From Stop and Smell the Rosemary
1½ pounds ground venison or lean ground beef
1 pound ground spicy sausage
1 cup light sour cream
1 jar (8 oz.) mango chutney
½ cup dry sherry
Combine venison and sausage. Roll venison mixture into 1½-inch meatballs. Roll in flour to lightly coat. Sauté meatballs in a nonstick skillet over medium-high heat until cooked. Drain.
Combine sour cream, chutney and sherry in a saucepan over medium heat. Stir until blended. Add meatballs and heat thoroughly. Sauce may be thinned with extra sherry. Serve warm in a chafing dish. Makes 75 cocktail meatballs.

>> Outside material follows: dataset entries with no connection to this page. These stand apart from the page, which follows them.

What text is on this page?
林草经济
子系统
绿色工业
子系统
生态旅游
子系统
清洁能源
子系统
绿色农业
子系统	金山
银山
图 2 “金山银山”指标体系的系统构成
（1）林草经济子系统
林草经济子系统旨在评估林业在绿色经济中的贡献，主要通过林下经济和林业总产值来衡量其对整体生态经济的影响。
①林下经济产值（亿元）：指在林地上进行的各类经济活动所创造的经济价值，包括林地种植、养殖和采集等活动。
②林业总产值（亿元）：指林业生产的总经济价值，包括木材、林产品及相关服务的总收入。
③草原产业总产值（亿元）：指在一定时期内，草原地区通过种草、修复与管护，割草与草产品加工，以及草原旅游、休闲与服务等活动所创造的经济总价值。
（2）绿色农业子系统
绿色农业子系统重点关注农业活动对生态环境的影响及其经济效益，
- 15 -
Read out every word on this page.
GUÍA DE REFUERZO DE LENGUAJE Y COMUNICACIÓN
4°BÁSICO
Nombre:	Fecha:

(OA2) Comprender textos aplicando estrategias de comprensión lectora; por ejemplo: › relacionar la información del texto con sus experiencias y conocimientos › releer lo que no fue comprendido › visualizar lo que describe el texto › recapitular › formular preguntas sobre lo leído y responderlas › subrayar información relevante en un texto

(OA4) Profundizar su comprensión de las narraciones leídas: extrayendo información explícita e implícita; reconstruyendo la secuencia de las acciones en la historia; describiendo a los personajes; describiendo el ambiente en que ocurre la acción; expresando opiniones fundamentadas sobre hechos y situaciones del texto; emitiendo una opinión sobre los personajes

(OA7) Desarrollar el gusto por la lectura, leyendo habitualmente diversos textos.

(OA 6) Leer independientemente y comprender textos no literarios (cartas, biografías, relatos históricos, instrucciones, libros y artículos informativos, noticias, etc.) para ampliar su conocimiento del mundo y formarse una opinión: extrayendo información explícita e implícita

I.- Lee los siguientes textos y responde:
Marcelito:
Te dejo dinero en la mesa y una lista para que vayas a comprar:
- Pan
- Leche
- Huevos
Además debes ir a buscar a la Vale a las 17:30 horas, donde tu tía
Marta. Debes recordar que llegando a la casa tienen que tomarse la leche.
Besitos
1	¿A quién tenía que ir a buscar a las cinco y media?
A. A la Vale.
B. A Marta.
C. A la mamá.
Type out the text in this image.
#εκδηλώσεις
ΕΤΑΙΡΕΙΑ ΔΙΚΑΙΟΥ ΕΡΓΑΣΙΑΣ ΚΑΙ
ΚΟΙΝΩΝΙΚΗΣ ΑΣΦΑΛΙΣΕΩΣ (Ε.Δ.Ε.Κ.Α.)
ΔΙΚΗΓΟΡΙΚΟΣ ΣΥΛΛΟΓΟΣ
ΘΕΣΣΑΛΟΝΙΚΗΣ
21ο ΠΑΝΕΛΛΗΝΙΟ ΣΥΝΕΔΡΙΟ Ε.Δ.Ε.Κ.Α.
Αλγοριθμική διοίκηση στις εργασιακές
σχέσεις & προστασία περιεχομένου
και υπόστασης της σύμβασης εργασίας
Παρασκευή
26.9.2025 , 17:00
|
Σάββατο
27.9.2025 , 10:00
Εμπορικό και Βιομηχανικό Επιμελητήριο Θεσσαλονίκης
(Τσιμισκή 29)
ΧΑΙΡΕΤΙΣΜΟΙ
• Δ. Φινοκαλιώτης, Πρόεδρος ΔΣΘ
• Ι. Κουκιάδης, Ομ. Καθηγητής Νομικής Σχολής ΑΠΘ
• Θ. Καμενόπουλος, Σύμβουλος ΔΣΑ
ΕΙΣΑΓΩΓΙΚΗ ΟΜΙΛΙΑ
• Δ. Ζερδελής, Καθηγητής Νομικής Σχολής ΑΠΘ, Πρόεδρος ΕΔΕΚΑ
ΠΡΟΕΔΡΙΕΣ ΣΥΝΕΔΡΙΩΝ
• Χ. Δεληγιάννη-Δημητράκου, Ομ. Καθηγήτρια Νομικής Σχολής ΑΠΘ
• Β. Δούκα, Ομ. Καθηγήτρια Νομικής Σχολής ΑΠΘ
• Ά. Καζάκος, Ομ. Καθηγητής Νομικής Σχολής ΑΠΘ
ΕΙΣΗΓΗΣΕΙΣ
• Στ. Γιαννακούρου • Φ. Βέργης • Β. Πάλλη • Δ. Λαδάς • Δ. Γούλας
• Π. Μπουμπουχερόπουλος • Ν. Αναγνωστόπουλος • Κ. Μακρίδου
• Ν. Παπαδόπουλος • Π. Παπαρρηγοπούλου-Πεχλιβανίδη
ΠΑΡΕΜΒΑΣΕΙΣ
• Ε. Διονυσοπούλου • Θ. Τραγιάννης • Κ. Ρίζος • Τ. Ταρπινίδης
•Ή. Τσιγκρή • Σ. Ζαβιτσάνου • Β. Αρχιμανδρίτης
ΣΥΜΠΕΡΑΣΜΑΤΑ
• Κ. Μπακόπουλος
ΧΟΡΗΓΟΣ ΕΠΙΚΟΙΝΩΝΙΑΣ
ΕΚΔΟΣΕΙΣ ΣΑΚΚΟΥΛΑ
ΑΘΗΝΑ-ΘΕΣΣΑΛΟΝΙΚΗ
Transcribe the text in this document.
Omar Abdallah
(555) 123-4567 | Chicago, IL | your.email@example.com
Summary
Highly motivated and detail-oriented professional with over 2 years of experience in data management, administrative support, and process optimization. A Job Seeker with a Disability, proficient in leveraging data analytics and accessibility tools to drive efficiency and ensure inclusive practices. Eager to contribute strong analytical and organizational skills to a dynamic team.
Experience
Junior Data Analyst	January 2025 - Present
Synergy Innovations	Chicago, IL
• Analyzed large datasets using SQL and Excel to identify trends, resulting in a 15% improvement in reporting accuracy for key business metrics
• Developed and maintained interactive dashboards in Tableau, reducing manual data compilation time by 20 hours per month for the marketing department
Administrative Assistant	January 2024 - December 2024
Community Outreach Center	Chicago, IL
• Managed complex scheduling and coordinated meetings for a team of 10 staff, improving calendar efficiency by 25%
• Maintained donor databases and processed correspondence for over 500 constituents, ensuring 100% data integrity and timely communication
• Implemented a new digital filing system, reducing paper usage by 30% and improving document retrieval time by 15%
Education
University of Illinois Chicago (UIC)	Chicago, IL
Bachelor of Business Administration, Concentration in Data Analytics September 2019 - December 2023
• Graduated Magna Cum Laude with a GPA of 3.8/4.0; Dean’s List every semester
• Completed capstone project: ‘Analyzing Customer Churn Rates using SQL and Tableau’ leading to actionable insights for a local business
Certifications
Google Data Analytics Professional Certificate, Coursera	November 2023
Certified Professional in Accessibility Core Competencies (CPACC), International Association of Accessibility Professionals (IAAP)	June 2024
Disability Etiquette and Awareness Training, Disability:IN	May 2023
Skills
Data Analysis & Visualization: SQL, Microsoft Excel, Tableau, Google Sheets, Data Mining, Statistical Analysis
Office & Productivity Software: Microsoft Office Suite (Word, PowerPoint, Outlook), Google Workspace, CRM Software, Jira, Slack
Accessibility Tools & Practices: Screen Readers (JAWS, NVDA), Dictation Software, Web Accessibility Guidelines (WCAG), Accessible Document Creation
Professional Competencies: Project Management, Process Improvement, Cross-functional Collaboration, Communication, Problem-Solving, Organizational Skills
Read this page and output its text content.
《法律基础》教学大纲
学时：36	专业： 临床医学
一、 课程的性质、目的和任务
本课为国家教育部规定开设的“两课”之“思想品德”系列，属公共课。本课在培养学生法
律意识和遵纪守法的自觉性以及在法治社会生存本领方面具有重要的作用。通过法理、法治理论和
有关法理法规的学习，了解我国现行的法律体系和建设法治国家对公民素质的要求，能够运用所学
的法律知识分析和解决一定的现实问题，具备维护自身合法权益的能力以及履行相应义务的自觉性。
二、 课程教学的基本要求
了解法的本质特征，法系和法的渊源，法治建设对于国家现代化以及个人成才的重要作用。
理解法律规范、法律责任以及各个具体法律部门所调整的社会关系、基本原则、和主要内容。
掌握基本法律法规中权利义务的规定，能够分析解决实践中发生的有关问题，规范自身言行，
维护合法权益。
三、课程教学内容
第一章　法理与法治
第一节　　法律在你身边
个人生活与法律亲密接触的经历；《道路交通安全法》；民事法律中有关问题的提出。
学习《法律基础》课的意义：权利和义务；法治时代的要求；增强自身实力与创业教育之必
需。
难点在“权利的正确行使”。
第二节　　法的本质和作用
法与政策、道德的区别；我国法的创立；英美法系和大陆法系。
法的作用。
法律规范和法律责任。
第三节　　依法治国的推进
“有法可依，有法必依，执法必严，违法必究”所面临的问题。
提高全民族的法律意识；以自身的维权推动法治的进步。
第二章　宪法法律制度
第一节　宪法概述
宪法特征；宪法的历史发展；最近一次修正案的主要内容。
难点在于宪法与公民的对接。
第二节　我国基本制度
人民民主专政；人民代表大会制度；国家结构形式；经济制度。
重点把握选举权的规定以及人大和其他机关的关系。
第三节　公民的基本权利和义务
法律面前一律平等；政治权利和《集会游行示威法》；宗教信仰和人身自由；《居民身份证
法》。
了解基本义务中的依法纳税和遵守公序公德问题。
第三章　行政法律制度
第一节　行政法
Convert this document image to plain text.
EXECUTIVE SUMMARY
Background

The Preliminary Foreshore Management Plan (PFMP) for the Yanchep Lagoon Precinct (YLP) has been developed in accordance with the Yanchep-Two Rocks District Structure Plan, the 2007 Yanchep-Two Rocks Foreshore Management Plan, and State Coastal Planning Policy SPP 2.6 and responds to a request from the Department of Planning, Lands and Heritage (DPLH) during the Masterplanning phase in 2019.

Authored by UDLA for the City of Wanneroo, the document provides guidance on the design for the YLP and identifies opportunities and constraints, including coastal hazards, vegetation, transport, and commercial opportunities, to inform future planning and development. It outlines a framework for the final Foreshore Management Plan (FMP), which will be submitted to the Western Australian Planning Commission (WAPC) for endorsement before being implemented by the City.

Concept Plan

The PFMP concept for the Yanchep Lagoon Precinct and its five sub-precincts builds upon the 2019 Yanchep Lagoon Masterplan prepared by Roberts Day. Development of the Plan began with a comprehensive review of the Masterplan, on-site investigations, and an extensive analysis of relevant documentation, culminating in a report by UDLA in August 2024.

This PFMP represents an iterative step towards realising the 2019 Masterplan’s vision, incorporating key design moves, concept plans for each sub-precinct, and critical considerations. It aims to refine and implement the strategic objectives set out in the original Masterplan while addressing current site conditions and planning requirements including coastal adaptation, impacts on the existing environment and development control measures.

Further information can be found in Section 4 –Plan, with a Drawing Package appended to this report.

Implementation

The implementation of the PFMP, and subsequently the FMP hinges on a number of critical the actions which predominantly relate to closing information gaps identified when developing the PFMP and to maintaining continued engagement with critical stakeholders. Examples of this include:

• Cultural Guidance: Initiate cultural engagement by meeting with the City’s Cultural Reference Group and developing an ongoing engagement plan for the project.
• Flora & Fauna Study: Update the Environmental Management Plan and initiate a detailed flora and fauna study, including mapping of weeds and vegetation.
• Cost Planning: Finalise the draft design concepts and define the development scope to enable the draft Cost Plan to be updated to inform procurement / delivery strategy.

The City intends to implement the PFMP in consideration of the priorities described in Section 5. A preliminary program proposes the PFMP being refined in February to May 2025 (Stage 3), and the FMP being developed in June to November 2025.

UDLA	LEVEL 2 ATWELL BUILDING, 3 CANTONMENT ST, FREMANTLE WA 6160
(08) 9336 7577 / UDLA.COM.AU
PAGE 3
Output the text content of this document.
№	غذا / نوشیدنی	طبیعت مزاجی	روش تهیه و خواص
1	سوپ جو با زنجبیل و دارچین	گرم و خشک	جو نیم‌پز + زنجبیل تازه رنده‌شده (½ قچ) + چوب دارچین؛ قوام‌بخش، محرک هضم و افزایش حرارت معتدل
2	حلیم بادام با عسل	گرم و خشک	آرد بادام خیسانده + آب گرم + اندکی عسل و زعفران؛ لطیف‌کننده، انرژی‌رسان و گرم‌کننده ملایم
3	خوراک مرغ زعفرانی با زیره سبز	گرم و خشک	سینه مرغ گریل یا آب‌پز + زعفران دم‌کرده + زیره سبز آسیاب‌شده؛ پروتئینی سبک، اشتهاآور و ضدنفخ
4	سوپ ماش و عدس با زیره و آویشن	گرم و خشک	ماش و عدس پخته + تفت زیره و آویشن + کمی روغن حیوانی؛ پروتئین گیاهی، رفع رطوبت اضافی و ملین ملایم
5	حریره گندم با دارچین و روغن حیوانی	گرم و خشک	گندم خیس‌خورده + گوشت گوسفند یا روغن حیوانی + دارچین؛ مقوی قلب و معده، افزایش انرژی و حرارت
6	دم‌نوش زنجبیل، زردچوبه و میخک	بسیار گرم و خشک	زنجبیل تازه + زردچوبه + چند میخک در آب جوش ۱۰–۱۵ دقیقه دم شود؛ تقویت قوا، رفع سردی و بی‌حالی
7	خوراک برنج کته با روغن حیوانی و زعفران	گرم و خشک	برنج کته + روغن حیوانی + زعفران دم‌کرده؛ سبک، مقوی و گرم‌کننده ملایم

From Houston Junior League Cookbook
½ cup chopped onion
½ cup chopped celery
1 clove garlic, crushed
½ cup cooking oil
2½ cups canned tomatoes
2 cans (8 oz. each) tomato sauce
1 cup cold water
1 redfish or Gulf red snapper (about 5 lbs.)
Freshly ground pepper
Chopped green onion tops
1 lemon, thinly sliced
In a heavy pot, sauté onion, celery and garlic in oil for 10 minutes. Add tomatoes and tomato sauce. Cook, uncovered, over medium heat for 40 minutes, stirring occasionally. Add water. Cook for 20 additional minutes. Meanwhile, fillet fish and season with salt, pepper and a few grains of cayenne. Arrange fish in baking dish. Pour tomato mixture over fish. Bake in 325-degree oven for 30 minutes, basting often. Garnish with onion tops, parsley and lemon slices. Serves 6.
From Peace Meals
2½ cups milk
2 cups water or vegetable broth
¾ cup canned pure pumpkin
2 teaspoons coarse salt
1¼ cups instant dry polenta
1 cup fresh-grated Parmigiano-Reggiano cheese
¼ cup mascarpone cheese
¼ teaspoon cinnamon
2 Tablespoons chopped fresh basil
¼ cup freshly shaved Parmigiano-Reggiano cheese
Bring the milk and water to a boil in a large saucepan over medium heat. Whisk in the pumpkin and salt. Reduce heat to low and gradually whisk in the polenta. Cook for 1 minute or until thickened and remove from heat. Add the grated Parmigiano-Reggiano, mascarpone, cinnamon and basil, stirring until the cheese melts. The consistency should be thick but creamy. Serves 8.
From Peace Meals
3 liters ginger ale, divided
½ cup brandy
1 cup pomegranate juice
1 cup peach schnapps
3 bottles brut Champagne or sparking wine
The night before or at least 6 hours prior to serving, make ice cubes or an ice ring by pouring 1 liter of ginger ale into the desired container and freezing. Pour the brandy, pomegranate juice, and schnapps into a large punch bowl. Just prior to serving, gently add the Champagne and the remaining 2 liters of ginger ale. Float the prepared ice cubes or ring in the bowl.